National Australia Bank Ltd (ASX: NAB) shares currently boast a massive dividend yield of 6.4% – fully franked, no less!
Grossed-up for those tax-effective franking credits, NAB's gross yield blows out to an incredible 9.1%. By comparison, annual term deposits up to $500,000 at NAB yield just 2.4%.
With almost four times the expected return, you might expect to see investors falling over themselves to get a slice of Australia's third largest bank, but that's not what is happening.
In fact, NAB shares are today trading in the red despite expectations it will divest its UK assets and pay a 99 cents per share final dividend before too long.
In my opinion, it appears as though investors believe the risk of holding NAB shares isn't worth the reward. And if that's the case, I'd agree.

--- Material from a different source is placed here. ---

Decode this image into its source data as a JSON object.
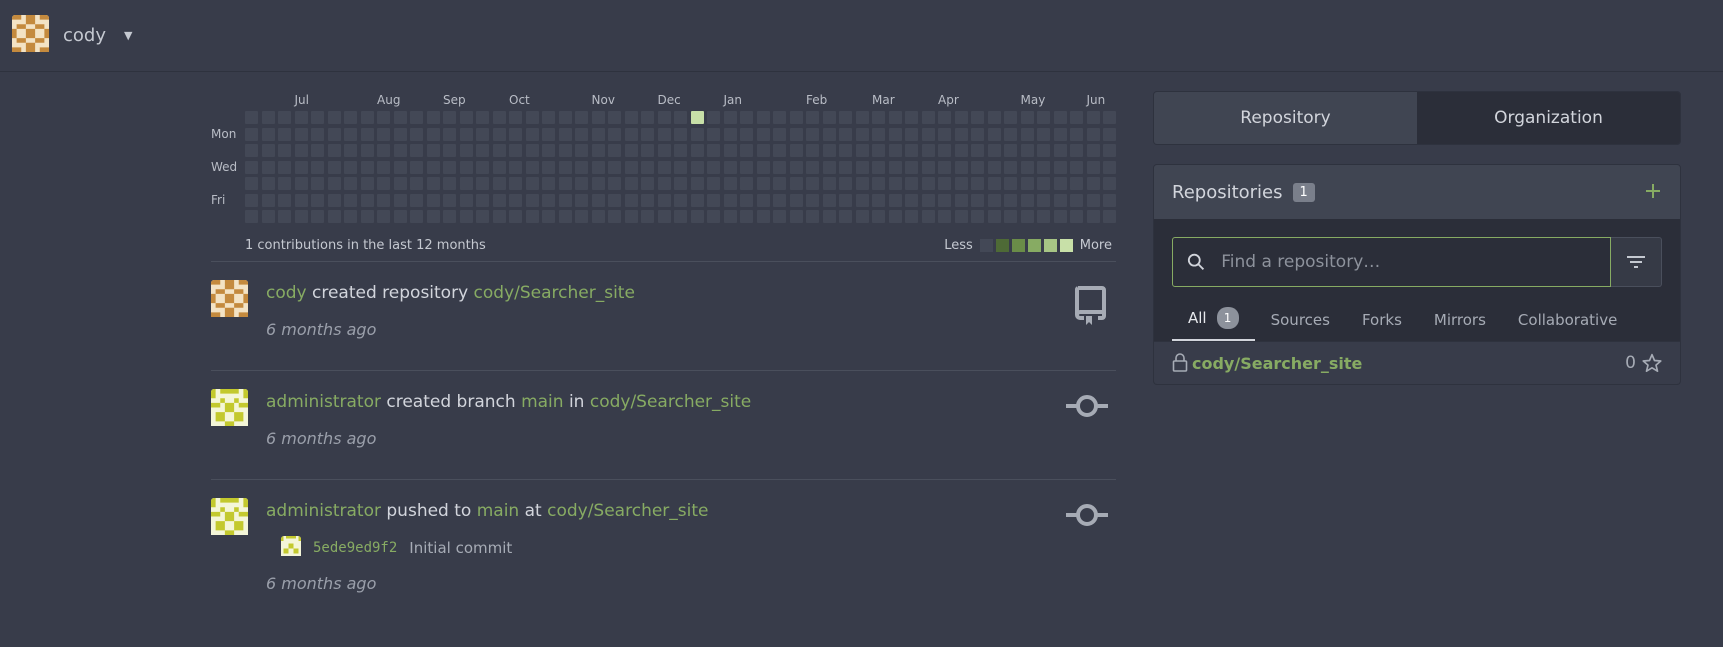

1 blue chip stock I'd buy before NAB
Indeed, there around 100 companies listed on the ASX that I'd consider 'blue chip', and some of them I'd consider superior investments to NAB at today's prices.

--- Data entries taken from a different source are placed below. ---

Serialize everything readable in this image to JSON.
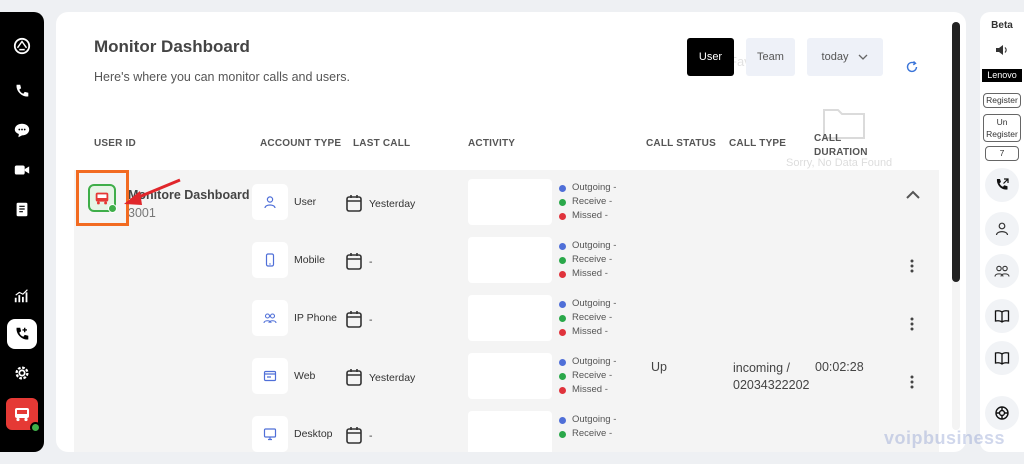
{
  "header": {
    "title": "Monitor Dashboard",
    "subtitle": "Here's where you can monitor calls and users."
  },
  "filters": {
    "user_label": "User",
    "team_label": "Team",
    "range_label": "today"
  },
  "overlay": {
    "favourites_title": "Favourites",
    "empty_text": "Sorry, No Data Found"
  },
  "columns": {
    "user_id": "USER ID",
    "account_type": "ACCOUNT TYPE",
    "last_call": "LAST CALL",
    "activity": "ACTIVITY",
    "call_status": "CALL STATUS",
    "call_type": "CALL TYPE",
    "call_duration_line1": "CALL",
    "call_duration_line2": "DURATION"
  },
  "user": {
    "name": "Monitore Dashboard",
    "extension": "3001"
  },
  "legend": {
    "outgoing": "Outgoing  -",
    "receive": "Receive  -",
    "missed": "Missed  -",
    "colors": {
      "outgoing": "#4f6fd8",
      "receive": "#2aa84a",
      "missed": "#e0333c"
    }
  },
  "rows": [
    {
      "account_type": "User",
      "icon": "user-icon",
      "last_call": "Yesterday"
    },
    {
      "account_type": "Mobile",
      "icon": "mobile-icon",
      "last_call": "-"
    },
    {
      "account_type": "IP Phone",
      "icon": "group-icon",
      "last_call": "-"
    },
    {
      "account_type": "Web",
      "icon": "web-icon",
      "last_call": "Yesterday"
    },
    {
      "account_type": "Desktop",
      "icon": "desktop-icon",
      "last_call": "-"
    }
  ],
  "call_info": {
    "status": "Up",
    "type_line1": "incoming /",
    "type_line2": "02034322202",
    "duration": "00:02:28"
  },
  "right_panel": {
    "beta": "Beta",
    "device": "Lenovo",
    "register": "Register",
    "unregister_line1": "Un",
    "unregister_line2": "Register",
    "count": "7"
  },
  "watermark": "voipbusiness"
}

For example, last week, I bought Cochlear Ltd (ASX: COH) shares.
The global hearing-aid maker offers a dividend yield of 2.6%, which is far less visceral than NAB's 9.1%. However, Cochlear's 10-year compound annual total shareholder return, which combines share price gains and dividends, is 10.8%. NAB's return is 5.5%, according to Morningstar.

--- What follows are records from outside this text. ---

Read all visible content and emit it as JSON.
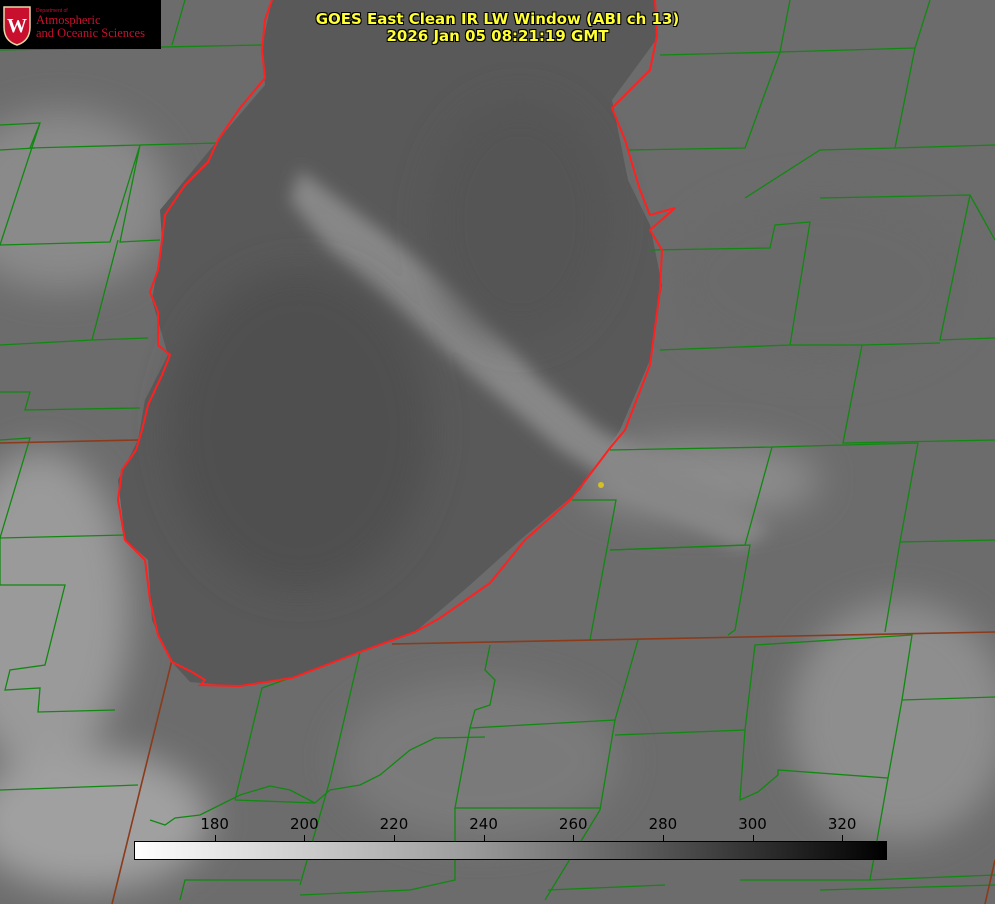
{
  "header": {
    "title_line1": "GOES East Clean IR LW Window (ABI ch 13)",
    "title_line2": "2026 Jan 05 08:21:19 GMT"
  },
  "logo": {
    "dept": "Department of",
    "line1": "Atmospheric",
    "line2": "and Oceanic Sciences",
    "crest_letter": "W"
  },
  "colorbar": {
    "min": 162,
    "max": 330,
    "ticks": [
      "180",
      "200",
      "220",
      "240",
      "260",
      "280",
      "300",
      "320"
    ]
  },
  "colors": {
    "title": "#ffff33",
    "coastline": "#ff2020",
    "county_lines": "#118811",
    "state_lines": "#8b3a1a",
    "marker": "#d4c020",
    "logo_red": "#c8102e"
  },
  "icons": {
    "crest": "uw-crest-icon",
    "marker": "station-dot-icon"
  }
}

Cochlear's incumbency in the global hearing loss market combined with its ability to reinvest heavily in research and development has undoubtedly provided the conduit for above-average shareholder returns. Importantly, this durable 'competitive advantage' shows little sign of diminishing.
Buy, Hold or Sell
Despite its huge dividend yield, I'd rate NAB shares as a 'hold' at best. Conversely, despite their low relative yield, Cochlear shares appear far better long-term value.